Wednesday, January 17, 2024

Looking Forward to Lodi

I am honored to have been chosen as one of the teachers at this year's Finger Lakes Tatting Conference, to be held in Lodi, NY this April 12-14.  There are social get-togethers on Friday and classes on Saturday and Sunday.  See their website here for complete information:  Note that the early registration discount is in effect through February 1. 

Here are 3 versions of the Maltese Ring motif I will be teaching.  I'm just now noticing that I never blocked some of these squares. How embarrassing!
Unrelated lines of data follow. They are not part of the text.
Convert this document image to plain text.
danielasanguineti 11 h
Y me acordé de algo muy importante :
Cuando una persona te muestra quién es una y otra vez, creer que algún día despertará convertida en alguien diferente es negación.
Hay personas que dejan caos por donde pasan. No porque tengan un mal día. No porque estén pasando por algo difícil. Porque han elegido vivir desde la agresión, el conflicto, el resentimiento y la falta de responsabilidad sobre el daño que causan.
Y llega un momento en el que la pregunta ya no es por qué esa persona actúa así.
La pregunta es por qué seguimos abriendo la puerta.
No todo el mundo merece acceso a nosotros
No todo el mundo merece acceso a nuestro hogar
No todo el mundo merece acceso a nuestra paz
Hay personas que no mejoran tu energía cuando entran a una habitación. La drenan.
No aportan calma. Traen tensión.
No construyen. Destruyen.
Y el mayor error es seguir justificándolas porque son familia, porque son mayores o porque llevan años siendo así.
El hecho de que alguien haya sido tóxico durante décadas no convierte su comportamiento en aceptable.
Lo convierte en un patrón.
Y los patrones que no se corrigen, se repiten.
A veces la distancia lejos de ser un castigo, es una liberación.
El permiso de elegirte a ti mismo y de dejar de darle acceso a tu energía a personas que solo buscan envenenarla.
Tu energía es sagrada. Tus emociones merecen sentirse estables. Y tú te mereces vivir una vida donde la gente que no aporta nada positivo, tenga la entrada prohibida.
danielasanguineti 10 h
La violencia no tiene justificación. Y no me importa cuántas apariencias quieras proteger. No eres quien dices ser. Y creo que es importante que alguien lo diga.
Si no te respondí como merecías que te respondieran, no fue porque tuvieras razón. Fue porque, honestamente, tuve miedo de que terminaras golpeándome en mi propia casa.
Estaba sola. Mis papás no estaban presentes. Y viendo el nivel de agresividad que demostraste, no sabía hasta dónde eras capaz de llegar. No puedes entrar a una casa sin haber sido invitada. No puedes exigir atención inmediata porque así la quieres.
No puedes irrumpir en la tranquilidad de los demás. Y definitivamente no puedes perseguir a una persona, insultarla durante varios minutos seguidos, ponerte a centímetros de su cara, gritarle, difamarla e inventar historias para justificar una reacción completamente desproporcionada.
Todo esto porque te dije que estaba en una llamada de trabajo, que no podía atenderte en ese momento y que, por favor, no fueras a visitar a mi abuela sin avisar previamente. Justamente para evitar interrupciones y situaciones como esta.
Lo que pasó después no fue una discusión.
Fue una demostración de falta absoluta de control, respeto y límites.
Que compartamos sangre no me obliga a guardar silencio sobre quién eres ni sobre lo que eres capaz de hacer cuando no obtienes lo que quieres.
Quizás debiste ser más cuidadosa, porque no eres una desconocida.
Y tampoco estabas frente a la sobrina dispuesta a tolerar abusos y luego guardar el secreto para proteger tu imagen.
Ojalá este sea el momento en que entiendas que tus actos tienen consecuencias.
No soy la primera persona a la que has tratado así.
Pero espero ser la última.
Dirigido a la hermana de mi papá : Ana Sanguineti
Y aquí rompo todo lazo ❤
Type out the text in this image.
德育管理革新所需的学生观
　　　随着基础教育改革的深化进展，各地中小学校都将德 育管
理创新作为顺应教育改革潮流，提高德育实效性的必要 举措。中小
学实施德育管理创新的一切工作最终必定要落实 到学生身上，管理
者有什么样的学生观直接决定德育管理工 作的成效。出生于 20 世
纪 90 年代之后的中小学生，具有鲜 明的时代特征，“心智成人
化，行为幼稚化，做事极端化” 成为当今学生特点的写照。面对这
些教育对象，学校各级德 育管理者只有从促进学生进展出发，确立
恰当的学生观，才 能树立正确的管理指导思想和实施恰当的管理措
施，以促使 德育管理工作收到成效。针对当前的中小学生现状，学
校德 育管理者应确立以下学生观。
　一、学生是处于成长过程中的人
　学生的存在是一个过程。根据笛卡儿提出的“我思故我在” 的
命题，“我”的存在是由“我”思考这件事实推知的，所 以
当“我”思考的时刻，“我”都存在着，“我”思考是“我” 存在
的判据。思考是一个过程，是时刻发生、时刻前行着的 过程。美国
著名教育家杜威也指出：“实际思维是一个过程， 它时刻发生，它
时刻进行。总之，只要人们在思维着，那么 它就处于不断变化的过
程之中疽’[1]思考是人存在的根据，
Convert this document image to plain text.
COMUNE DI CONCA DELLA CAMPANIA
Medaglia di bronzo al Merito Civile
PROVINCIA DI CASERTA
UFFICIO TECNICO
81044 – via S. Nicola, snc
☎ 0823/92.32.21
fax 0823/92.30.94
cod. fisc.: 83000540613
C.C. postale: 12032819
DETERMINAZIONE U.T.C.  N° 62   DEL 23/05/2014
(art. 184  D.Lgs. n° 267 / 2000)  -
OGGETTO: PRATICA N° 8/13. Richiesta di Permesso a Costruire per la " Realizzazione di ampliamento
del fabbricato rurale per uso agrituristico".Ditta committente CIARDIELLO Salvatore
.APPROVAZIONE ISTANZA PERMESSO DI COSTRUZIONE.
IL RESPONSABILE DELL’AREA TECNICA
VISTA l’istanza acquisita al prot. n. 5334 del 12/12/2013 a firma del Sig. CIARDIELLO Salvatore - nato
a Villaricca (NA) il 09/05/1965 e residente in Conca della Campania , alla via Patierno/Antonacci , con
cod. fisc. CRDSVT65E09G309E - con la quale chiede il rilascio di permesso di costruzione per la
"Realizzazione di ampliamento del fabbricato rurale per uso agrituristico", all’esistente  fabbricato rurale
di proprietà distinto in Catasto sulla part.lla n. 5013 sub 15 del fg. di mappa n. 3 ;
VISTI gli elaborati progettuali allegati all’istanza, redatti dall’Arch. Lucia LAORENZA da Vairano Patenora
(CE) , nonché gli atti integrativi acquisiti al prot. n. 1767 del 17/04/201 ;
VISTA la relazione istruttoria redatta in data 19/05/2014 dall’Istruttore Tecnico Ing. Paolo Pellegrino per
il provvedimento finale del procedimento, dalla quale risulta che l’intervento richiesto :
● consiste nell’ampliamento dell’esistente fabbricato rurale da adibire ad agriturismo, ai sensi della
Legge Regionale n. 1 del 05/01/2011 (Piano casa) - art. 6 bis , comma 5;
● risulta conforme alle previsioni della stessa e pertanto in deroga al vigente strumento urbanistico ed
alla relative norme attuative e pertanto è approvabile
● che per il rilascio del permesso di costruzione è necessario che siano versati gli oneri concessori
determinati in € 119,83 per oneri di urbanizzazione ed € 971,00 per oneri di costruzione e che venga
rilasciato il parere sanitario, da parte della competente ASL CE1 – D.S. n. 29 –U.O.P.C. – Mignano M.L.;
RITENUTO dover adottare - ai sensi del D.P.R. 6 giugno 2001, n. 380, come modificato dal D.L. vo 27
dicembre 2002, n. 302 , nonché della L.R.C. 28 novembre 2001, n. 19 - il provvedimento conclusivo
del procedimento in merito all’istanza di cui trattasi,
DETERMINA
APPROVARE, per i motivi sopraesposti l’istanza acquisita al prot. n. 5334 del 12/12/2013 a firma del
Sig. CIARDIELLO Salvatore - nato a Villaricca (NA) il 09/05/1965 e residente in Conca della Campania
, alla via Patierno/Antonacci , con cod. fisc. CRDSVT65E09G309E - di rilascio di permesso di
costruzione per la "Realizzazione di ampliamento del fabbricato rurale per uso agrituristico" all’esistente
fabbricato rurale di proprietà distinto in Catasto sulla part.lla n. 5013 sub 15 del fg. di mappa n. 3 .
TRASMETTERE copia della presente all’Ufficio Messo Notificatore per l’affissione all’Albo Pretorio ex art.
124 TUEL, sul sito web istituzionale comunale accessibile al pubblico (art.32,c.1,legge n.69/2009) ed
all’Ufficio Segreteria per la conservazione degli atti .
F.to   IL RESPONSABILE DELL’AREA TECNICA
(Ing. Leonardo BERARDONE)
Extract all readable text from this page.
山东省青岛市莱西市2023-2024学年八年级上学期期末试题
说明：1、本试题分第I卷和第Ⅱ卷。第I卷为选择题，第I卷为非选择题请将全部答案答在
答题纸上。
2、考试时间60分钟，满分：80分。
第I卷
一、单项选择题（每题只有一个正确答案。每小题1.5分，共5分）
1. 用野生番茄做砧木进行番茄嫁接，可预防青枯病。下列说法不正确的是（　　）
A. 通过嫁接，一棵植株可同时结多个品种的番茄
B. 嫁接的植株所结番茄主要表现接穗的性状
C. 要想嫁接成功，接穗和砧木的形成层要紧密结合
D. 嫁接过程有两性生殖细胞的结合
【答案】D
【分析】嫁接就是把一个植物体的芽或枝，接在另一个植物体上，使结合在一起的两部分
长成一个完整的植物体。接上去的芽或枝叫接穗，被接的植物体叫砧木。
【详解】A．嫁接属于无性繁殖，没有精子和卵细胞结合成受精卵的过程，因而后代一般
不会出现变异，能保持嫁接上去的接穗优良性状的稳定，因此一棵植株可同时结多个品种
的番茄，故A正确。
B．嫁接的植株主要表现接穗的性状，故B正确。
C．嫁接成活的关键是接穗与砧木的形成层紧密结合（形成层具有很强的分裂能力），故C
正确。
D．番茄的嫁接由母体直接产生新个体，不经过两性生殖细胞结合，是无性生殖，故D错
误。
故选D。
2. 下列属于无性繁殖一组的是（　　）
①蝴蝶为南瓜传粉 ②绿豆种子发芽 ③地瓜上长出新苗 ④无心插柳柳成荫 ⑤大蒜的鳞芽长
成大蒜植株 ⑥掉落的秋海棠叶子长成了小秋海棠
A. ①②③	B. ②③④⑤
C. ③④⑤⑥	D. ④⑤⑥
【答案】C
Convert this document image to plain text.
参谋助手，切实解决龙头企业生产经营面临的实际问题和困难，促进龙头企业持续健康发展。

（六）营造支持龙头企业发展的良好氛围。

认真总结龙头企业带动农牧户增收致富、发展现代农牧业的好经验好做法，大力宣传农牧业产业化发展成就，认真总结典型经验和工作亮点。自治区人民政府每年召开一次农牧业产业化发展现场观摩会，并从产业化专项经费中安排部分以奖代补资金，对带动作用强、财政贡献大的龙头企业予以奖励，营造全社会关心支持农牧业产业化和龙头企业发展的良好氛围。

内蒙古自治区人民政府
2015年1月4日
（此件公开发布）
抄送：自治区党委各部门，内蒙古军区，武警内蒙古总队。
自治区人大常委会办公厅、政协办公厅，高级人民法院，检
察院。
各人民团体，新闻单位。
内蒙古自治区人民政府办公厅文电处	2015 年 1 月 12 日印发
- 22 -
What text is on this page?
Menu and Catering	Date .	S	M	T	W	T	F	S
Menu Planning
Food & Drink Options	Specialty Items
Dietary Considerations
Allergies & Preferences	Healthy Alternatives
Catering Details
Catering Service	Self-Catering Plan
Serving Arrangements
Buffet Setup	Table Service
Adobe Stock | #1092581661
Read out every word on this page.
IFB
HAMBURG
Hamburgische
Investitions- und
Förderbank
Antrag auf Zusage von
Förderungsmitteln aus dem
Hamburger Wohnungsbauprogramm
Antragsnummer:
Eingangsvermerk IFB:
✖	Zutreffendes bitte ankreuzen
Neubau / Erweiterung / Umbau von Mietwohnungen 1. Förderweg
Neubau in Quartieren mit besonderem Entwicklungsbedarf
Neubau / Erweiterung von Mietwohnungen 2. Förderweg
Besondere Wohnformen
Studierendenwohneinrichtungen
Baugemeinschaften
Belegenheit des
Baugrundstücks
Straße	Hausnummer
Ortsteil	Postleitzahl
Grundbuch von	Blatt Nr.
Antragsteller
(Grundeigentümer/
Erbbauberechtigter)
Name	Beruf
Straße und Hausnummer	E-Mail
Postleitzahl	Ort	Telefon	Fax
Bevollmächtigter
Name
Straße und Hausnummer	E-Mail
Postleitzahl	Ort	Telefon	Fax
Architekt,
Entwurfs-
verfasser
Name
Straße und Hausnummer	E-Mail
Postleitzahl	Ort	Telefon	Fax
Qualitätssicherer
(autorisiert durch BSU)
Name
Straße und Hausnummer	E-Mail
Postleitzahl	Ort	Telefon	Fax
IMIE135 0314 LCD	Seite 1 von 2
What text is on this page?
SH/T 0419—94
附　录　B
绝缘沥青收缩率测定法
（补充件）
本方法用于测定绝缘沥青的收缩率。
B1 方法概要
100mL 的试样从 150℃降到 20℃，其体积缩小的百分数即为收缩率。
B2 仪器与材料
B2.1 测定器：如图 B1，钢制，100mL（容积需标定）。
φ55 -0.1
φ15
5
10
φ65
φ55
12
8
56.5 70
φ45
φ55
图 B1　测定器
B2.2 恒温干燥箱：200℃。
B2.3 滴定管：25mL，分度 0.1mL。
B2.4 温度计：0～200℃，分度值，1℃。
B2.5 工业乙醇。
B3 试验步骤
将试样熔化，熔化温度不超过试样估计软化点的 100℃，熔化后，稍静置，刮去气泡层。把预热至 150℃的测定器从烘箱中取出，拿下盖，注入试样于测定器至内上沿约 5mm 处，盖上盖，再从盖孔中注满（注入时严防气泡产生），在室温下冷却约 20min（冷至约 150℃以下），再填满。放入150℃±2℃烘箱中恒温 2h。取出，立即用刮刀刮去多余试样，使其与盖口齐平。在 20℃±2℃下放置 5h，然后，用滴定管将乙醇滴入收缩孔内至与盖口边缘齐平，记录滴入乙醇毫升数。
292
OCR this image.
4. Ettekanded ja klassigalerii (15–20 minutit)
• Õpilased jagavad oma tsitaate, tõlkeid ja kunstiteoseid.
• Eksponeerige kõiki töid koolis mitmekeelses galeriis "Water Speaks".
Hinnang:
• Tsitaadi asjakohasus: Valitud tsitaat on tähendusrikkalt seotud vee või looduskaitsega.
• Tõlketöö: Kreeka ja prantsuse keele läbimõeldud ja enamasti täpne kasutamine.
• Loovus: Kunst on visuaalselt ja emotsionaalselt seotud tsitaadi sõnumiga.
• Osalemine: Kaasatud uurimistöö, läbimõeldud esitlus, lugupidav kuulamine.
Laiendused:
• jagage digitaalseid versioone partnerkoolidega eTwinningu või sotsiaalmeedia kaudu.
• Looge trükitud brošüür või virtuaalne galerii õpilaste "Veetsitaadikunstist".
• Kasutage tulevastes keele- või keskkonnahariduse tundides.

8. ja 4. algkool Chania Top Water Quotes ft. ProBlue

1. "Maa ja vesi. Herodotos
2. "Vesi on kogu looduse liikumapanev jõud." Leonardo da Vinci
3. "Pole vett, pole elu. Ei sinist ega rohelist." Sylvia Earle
But if I don't post today, it may be too long before my next chance.

Other teachers will be K Boniface, Bonnie Swank, Mary Anna Robinson, Kaye Judt, Sharon Fawns, Shawna Wachs, D'Amone Popp, Ruth Perry, and of course, Karey Solomon.  Doesn't that sound like a great time?

Sunday, January 14, 2024

I Should Have Known Better

When choosing the thread/yarn for a project, I will pose the question, who's doing the work - the thread or the pattern?  Or to put it another way, the thread/yarn or the pattern may be busy, but not both.  Look at the socks in my previous post.  That yarn called for a very simple pattern.  I usually reserve variegated threads for edgings or small motifs, or alternate rounds with a solid color in a larger piece.  If there are several rounds of a variegated thread, the colors may pool or draw the eye away from the structure of the pattern.  Some people are better at this than I am and produce beautiful things with variegates.

Last summer, when I wanted to make Dora Young's Square Pinwheel, I had trouble finding a pair of threads I felt like working with.  There was a Lizbeth variegated ball (sorry, can't remember the number) with the colors all about the same strength.  I thought maybe I could pull it off, since Jane had made a very nice version of the same pattern with an ombre thread, but no, I just wasn't happy when it was done.  It's not horrible, but I don't think the pinwheel structure shows up as well as it should.  (The scan actually looks better than in real life.)  I switched to safer solid colors, sigh.

Incidentally, the technique Dora Young used in this pattern also appears in the Bath Tatting Book of 1865.  I've always wondered if she had a copy of that book, or independently recreated the technique.